Research of ancient pathogens in ancient human skeletons has been mainly carried out on the basis of one essential historical or archaeological observation, permitting specific pathogens to be targeted. Detection of ancient human pathogens without such evidence is more difficult, since the quantity and quality of ancient DNA, as well as the environmental bacteria potentially present in the sample, limit the analyses possible. Using human lung tissue and/or teeth samples from burials in eastern Siberia, dating from the end of 17^th to the 19^th century, we propose a methodology that includes the: 1) amplification of all 16S rDNA gene sequences present in each sample; 2) identification of all bacterial DNA sequences with a degree of identity ≥95%, according to quality criteria; 3) identification and confirmation of bacterial pathogens by the amplification of the rpoB gene; and 4) establishment of authenticity criteria for ancient DNA. This study demonstrates that from teeth samples originating from ancient human subjects, we can realise: 1) the correct identification of bacterial molecular sequence signatures by quality criteria; 2) the separation of environmental and pathogenic bacterial 16S rDNA sequences; 3) the distribution of bacterial species for each subject and for each burial; and 4) the characterisation of bacteria specific to the permafrost.

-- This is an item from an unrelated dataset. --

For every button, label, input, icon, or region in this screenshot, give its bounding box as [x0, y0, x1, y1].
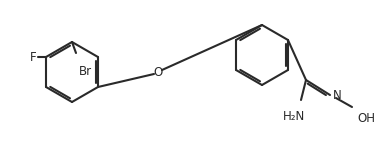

Moreover, we identified three pathogens in different teeth samples by 16S rDNA sequence amplification: Bordetella sp., Streptococcus pneumoniae and Shigella dysenteriae. We tested for the presence of these pathogens by amplifying the rpoB gene. For the first time, we confirmed sequences from Bordetella pertussis in the lungs of an ancient male Siberian subject, whose grave dated from the end of the 17^th century to the early 18^th century.